Ana Rodrigues (died 1593), was a Portuguese Jewish woman who settled in Brazil, and became one of the first victims of the Portuguese Inquisition. Born in Covilha, Portugal, She emigrated from Portugal to Bahia in Brazil with her spouse in 1557.

Ana was married to a man named Heitor Antunes, who was also her second cousin. Together they had seven children. Both were known as New Christians: Jewish people who had been forced to convert to Christianity, under threat of exile. Ana and Heitor were both of Jewish descent, and Heitor even claimed that the Maccabeans were his ancestors. They were possibly forcibly 'converted' to Christianity and baptized by force as children.

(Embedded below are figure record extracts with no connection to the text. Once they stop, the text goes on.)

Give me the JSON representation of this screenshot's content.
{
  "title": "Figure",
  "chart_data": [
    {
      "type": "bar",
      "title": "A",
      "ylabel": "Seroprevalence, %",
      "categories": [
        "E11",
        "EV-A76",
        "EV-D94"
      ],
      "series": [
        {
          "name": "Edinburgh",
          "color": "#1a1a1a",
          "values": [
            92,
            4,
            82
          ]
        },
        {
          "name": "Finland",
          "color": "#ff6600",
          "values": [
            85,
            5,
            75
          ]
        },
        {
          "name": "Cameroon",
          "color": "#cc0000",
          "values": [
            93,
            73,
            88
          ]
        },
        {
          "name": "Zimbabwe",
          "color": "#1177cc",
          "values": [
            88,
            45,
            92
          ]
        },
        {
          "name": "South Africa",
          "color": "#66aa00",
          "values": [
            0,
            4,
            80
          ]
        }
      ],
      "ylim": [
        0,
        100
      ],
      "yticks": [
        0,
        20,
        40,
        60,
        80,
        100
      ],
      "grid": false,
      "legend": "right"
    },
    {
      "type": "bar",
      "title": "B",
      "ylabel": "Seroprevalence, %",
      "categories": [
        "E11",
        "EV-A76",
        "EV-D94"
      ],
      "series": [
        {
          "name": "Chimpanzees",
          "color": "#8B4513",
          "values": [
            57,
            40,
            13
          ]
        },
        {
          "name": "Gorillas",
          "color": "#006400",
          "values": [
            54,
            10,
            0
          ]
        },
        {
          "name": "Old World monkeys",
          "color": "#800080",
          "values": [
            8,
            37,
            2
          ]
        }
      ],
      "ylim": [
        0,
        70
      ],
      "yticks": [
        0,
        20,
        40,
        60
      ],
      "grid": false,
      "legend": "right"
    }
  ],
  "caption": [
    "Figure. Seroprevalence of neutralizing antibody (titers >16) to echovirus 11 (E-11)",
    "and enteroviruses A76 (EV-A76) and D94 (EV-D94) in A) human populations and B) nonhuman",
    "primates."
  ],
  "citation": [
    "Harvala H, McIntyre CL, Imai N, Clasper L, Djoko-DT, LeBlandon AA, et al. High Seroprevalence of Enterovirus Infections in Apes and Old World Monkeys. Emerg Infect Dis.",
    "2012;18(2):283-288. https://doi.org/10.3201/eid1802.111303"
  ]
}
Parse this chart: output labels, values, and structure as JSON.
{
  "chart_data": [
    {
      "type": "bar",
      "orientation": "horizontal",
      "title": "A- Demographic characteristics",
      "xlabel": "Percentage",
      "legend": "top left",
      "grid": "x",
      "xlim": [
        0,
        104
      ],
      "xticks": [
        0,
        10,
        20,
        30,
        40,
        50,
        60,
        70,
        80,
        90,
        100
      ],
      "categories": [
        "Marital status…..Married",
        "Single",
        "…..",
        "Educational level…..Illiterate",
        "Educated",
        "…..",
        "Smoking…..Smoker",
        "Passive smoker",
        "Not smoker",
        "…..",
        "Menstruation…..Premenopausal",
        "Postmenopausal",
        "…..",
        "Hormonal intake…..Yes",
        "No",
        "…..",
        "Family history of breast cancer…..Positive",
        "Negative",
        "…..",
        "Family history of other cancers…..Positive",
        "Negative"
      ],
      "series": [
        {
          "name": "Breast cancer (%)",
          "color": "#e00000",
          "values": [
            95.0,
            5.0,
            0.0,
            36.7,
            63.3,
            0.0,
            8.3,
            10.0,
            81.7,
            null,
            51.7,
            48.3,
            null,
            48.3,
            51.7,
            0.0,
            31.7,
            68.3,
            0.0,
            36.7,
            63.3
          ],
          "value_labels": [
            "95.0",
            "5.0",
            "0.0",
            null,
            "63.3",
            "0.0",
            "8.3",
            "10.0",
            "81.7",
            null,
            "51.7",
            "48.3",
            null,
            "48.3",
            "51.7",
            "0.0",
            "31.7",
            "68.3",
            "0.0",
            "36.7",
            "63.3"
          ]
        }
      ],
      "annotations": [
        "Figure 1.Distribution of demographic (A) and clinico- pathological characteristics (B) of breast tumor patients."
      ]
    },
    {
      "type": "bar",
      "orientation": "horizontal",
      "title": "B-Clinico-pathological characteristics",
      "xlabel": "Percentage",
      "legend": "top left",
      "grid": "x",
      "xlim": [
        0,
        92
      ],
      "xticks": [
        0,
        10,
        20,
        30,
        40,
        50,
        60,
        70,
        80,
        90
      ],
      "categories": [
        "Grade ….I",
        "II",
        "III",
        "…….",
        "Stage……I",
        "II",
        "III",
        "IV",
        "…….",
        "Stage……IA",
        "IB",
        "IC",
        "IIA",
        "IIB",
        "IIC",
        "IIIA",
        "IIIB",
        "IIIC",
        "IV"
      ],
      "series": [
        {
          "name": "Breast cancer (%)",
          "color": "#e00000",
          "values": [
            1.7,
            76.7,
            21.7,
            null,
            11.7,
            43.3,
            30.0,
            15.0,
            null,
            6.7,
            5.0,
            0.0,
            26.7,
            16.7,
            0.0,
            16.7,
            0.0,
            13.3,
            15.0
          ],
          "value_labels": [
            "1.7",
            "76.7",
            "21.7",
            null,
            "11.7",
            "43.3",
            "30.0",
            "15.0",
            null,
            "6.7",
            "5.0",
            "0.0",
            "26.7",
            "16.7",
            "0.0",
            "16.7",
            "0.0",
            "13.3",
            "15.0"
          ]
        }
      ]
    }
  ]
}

In Brazil, Ana and Heitor operated a clandestine synagogue within their home in the community of Matoim, though in public they posed as Catholics. Upon his death, which took place sometime between 1575 and 1577, Heitor's burial was conducted according to Jewish tradition.

In 1591, over a decade after Heitor's death, officials of the Inquisition came to Bahia and denounced him. The inquistors began even deeper persecution, and, amidst their stringent investigations, instructed locals to report any potential signs that someone might be practicing Judaism.

By this time, Ana was a very elderly woman - some sources claim she was 80, though she may have been 100. As a widow, she had taken over the sugarcane business she and her husband had once run together. She had also continued to practice Judaism, and to instruct her daughters in Judaism (in fact, she may have started the first school for girls in Brazil). The local community viewed these actions with malice. Thus, when the Inquisition arrived, she was accused of having led her family into practicing Judaism in a secret synagogue. She was accused of being a "Judaizer", and her entire family was questioned.

When Ana herself was questioned, she tried to claim to be Christian, but was not believed. She confessed to performing some actions that were part of Judaism and Jewish tradition, but tried to claim she hadn't been aware they were associated with Judaism, insisting such actions had been taught to her by a godmother, long dead. These claims were most likely false.

In 1593 she was arrested, and deported to Lisbon, where she was judged guilty. She died in prison in 1593, awaiting sentencing. In 1604 she was posthumously sentenced to have her image burned in public as an effigy, and her bones were disinterred and burnt.

Ana's children - and grandchildren - suffered brutally under the Inquisition as well. Her daughter, Violante, was also arrested in 1593 and, like her mother, died in prison that same year. Officials twice arrested another daughter, Leonor, in 1592 and 1593. Another daughter, Beatriz, had for a long time assisted her mother in the synagogue; Beatriz was arrested in 1601. In 1603 she was "sentenced to an auto". In hopes of avoiding further persecution, many of Ana Rodrigues' descendants changed their surnames, particularly to those used by well-established Old Christians in the area, and sought intermarriage with the aforementioned Old Christians, in hopes of appearing more believably Christian themselves.